The success of our study at Helmholtz Russian Research Institute of Eye Diseases Of Russian Academy of Medical Sciences on treatment of myopathies of extraocular muscles by cell transplantation in 8 patients was reported at the 1st Symposium on Transplantation of Human FetalTtissues in Moscow, December 4 – 7, 1995, under the title: “First experience with treatment of endocrine myopathies by cultures of human fetal myoblasts“. At the same research center also a study of treatment of post-radiation eye perforations by cell transplantation was carried out.

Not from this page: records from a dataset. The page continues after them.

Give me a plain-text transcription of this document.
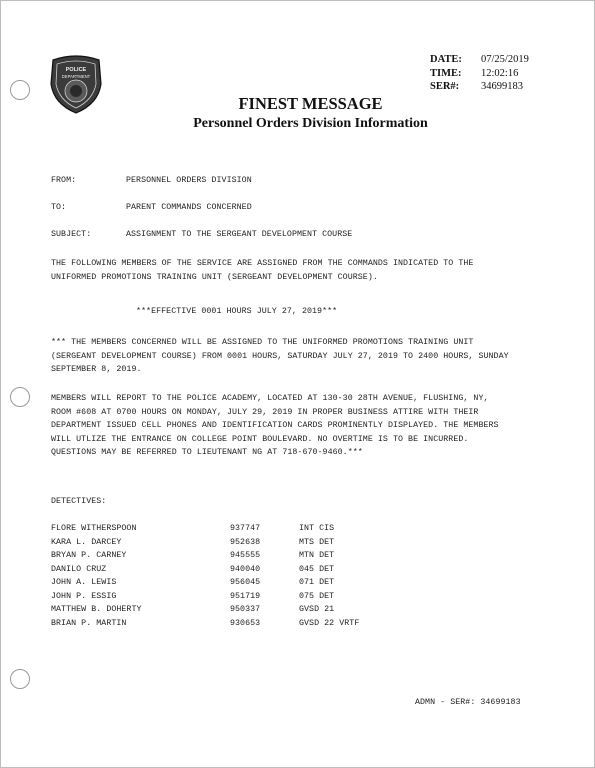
POLICE
DEPARTMENT
DATE:	07/25/2019
TIME:	12:02:16
SER#:	34699183
FINEST MESSAGE
Personnel Orders Division Information
FROM:	PERSONNEL ORDERS DIVISION
TO:	PARENT COMMANDS CONCERNED
SUBJECT:	ASSIGNMENT TO THE SERGEANT DEVELOPMENT COURSE
THE FOLLOWING MEMBERS OF THE SERVICE ARE ASSIGNED FROM THE COMMANDS INDICATED TO THE UNIFORMED PROMOTIONS TRAINING UNIT (SERGEANT DEVELOPMENT COURSE).
***EFFECTIVE 0001 HOURS JULY 27, 2019***
*** THE MEMBERS CONCERNED WILL BE ASSIGNED TO THE UNIFORMED PROMOTIONS TRAINING UNIT (SERGEANT DEVELOPMENT COURSE) FROM 0001 HOURS, SATURDAY JULY 27, 2019 TO 2400 HOURS, SUNDAY SEPTEMBER 8, 2019.
MEMBERS WILL REPORT TO THE POLICE ACADEMY, LOCATED AT 130-30 28TH AVENUE, FLUSHING, NY, ROOM #608 AT 0700 HOURS ON MONDAY, JULY 29, 2019 IN PROPER BUSINESS ATTIRE WITH THEIR DEPARTMENT ISSUED CELL PHONES AND IDENTIFICATION CARDS PROMINENTLY DISPLAYED. THE MEMBERS WILL UTLIZE THE ENTRANCE ON COLLEGE POINT BOULEVARD. NO OVERTIME IS TO BE INCURRED. QUESTIONS MAY BE REFERRED TO LIEUTENANT NG AT 718-670-9460.***
DETECTIVES:
FLORE WITHERSPOON	937747	INT CIS
KARA L. DARCEY	952638	MTS DET
BRYAN P. CARNEY	945555	MTN DET
DANILO CRUZ	940040	045 DET
JOHN A. LEWIS	956045	071 DET
JOHN P. ESSIG	951719	075 DET
MATTHEW B. DOHERTY	950337	GVSD 21
BRIAN P. MARTIN	930653	GVSD 22 VRTF
ADMN - SER#: 34699183
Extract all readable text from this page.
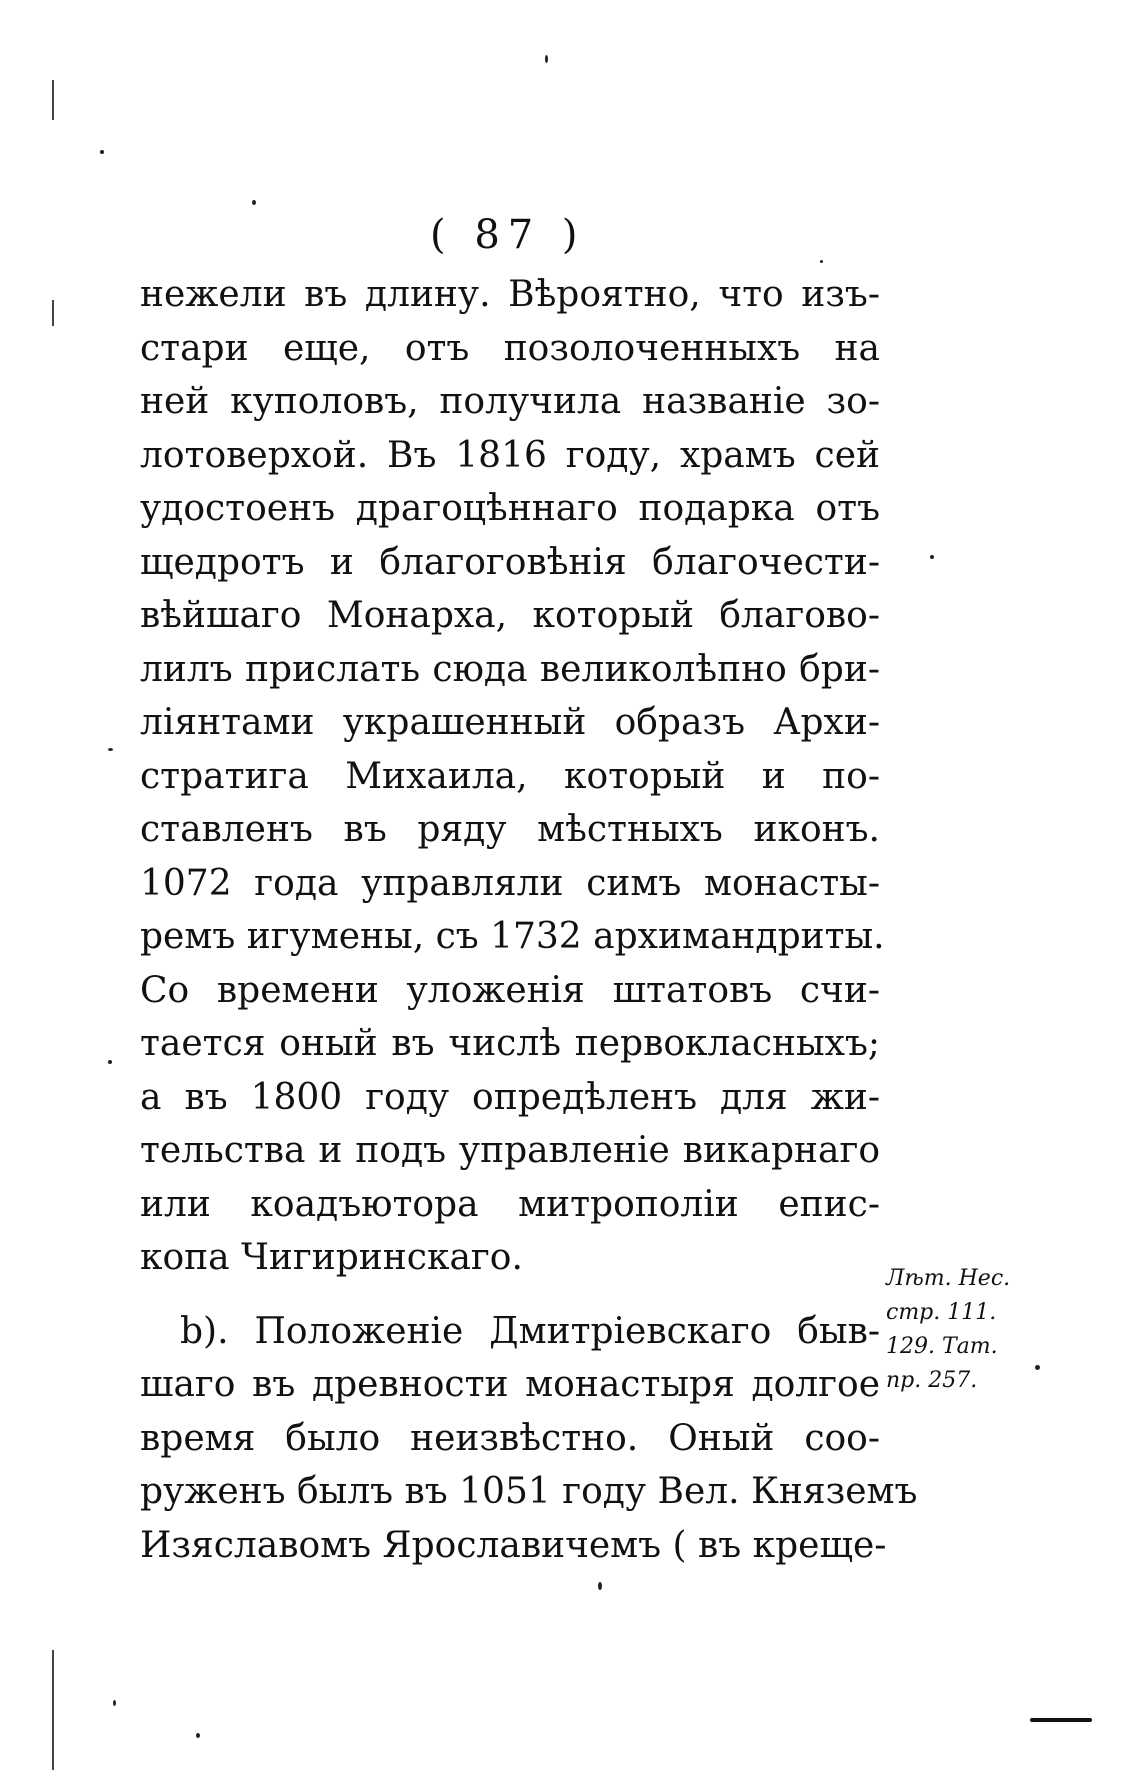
( 87 )
нежели въ длину. Вѣроятно, что изъ-
стари еще, отъ позолоченныхъ на
ней куполовъ, получила названіе зо-
лотоверхой. Въ 1816 году, храмъ сей
удостоенъ драгоцѣннаго подарка отъ
щедротъ и благоговѣнія благочести-
вѣйшаго Монарха, который благово-
лилъ прислать сюда великолѣпно бри-
ліянтами украшенный образъ Архи-
стратига Михаила, который и по-
ставленъ въ ряду мѣстныхъ иконъ.
1072 года управляли симъ монасты-
ремъ игумены, съ 1732 архимандриты.
Со времени уложенія штатовъ счи-
тается оный въ числѣ первокласныхъ;
а въ 1800 году опредѣленъ для жи-
тельства и подъ управленіе викарнаго
или коадъютора митрополіи епис-
копа Чигиринскаго.
b). Положеніе Дмитріевскаго быв-
шаго въ древности монастыря долгое
время было неизвѣстно. Оный соо-
руженъ былъ въ 1051 году Вел. Княземъ
Изяславомъ Ярославичемъ ( въ креще-
Лѣт. Нес.
стр. 111.
129. Тат.
пр. 257.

54 years old male noticed at the age of 33 a decreased visual acuity and two years later in 1971 underwent operations for retinal detachment on both eyes. Next year a panniculus was removed on the left eye. In 1981 laser coagulation was carried out near the fovea centralis of the right eye. In March 1982 a cataract was removed on the left eye. In 1976 an ophthalmologist advised the patient to have cell transplantation. Between 1976 and 1990 the patient had IIBM human fetal cell transplantation every year, i.e. 15 times. The retinal disorder stabilized, there was no further decrease of visual acuity and the patient advised in 1977 to enter the school for blind was still working in 1990 in the mail room of a large corporation.